»Dös derleidest nit!« wiederholte der Göd über eine Weile und machte sich an seinem Halstüchl zu schaffen. »Dös derleidest nit!« brummte er ein paarmal leise vor sich hin. »Ah a so! Wohl nit!« machte er dann nachdenklich.
»Naa.«
Langsam und bedächtig nickte der Alte mit dem zittrigen Kopfe. Dann meinte er schwerfällig: »Unseroans hat aa manches nit derlitten. Unseroans! 's ist aber aft do aa gangen. Guat ist's gangen. Recht guat!« wiederholte er.
»Göd!« Gequält sah der Bursch dem Alten in die Augen, die ihn mit einem Male hart und grausam dünkten. »Seid's iatz an alter Mann, Göd! Und könnt's Euch leicht nimmer vorstellen, was a junger empfindet. Wenn oan a Madel alles ist auf der Welt. Himmel und Herrgott und ...«
Da hob der alte Mann den Zeigefinger seiner knochigen rechten Hand warnend in die Höhe. So steif und ungelenk war der und zitterte bedenklich.
»Tua nit freveln, Bua!« warnte er. »Der Herrgott ist mehrar wia a Weib! Tua nit freveln! Nit freveln!« wiederholte er mit seiner heiseren Stimme. Aber dann gab er doch wenigstens seine Einwilligung, daß der Wastl die Vef zu ihm bringen durfte.
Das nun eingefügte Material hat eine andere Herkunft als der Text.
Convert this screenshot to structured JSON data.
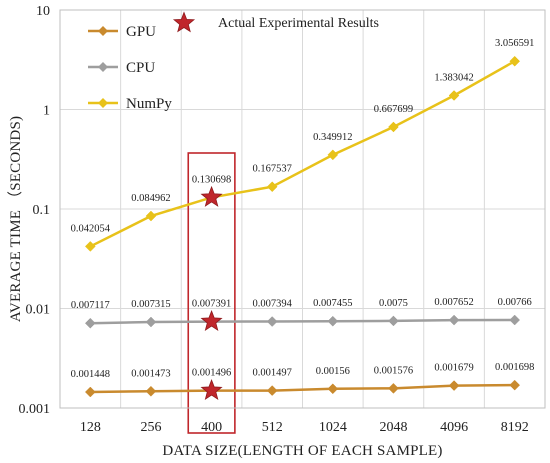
{
  "chart_data": {
    "type": "line",
    "y_scale": "log",
    "ylim": [
      0.001,
      10
    ],
    "y_ticks": [
      {
        "value": 0.001,
        "label": "0.001"
      },
      {
        "value": 0.01,
        "label": "0.01"
      },
      {
        "value": 0.1,
        "label": "0.1"
      },
      {
        "value": 1,
        "label": "1"
      },
      {
        "value": 10,
        "label": "10"
      }
    ],
    "categories": [
      "128",
      "256",
      "400",
      "512",
      "1024",
      "2048",
      "4096",
      "8192"
    ],
    "xlabel": "DATA SIZE(LENGTH OF EACH SAMPLE)",
    "ylabel": "AVERAGE TIME （SECONDS)",
    "grid": true,
    "legend_position": "top-left",
    "series": [
      {
        "name": "GPU",
        "color": "#C98A2E",
        "marker": "diamond",
        "values": [
          0.001448,
          0.001473,
          0.001496,
          0.001497,
          0.00156,
          0.001576,
          0.001679,
          0.001698
        ],
        "labels": [
          "0.001448",
          "0.001473",
          "0.001496",
          "0.001497",
          "0.00156",
          "0.001576",
          "0.001679",
          "0.001698"
        ]
      },
      {
        "name": "CPU",
        "color": "#9E9E9E",
        "marker": "diamond",
        "values": [
          0.007117,
          0.007315,
          0.007391,
          0.007394,
          0.007455,
          0.0075,
          0.007652,
          0.00766
        ],
        "labels": [
          "0.007117",
          "0.007315",
          "0.007391",
          "0.007394",
          "0.007455",
          "0.0075",
          "0.007652",
          "0.00766"
        ]
      },
      {
        "name": "NumPy",
        "color": "#E8C21A",
        "marker": "diamond",
        "values": [
          0.042054,
          0.084962,
          0.130698,
          0.167537,
          0.349912,
          0.667699,
          1.383042,
          3.056591
        ],
        "labels": [
          "0.042054",
          "0.084962",
          "0.130698",
          "0.167537",
          "0.349912",
          "0.667699",
          "1.383042",
          "3.056591"
        ]
      }
    ],
    "highlight": {
      "category_index": 2,
      "marker": "star",
      "marker_color": "#C0262B",
      "box_color": "#C0262B",
      "legend_label": "Actual Experimental Results"
    }
  }
}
»Magst sie schon bringen, dei' Madl ...« meinte er, etwas weicher gestimmt. »Anschaug'n kann i sie ja. Aber das sell sag' i dir glei' ... deswegen übergib i no lang nit. Und wann sie aa no a so a schian's Fötzl hermacht. Dassell rührt mi nit, sag' i dir. Schon gar nit!« ...
Es hat ihn aber dann doch umgestimmt, den Göd, als er die ehrliche und fast kindliche Freude des Mädels über das Hoamatl sah. Völlig gerührt war der alte Mann geworden, weil die Vef alles so schön fand und die Gegend so lobte. Da wurde ihm der Blick feucht, und die Stimme zitterte, und der zahnlose Mund zog sich noch mehr in die Breite und wurde zum freundlichen Grinsen.
»Ah a so!« machte er. »Schian dunkt's di da, Madel! Wohl schian? Ist freili schian. Freilich! Wann's aa nit extra groß ist. Zwoa Goaß und a Kuah! Ist wohl epper z'wenig für enk zwoa, ha?«
Die Vef schüttelte den Kopf und lachte wie immer ihr strahlendes lustiges Lachen.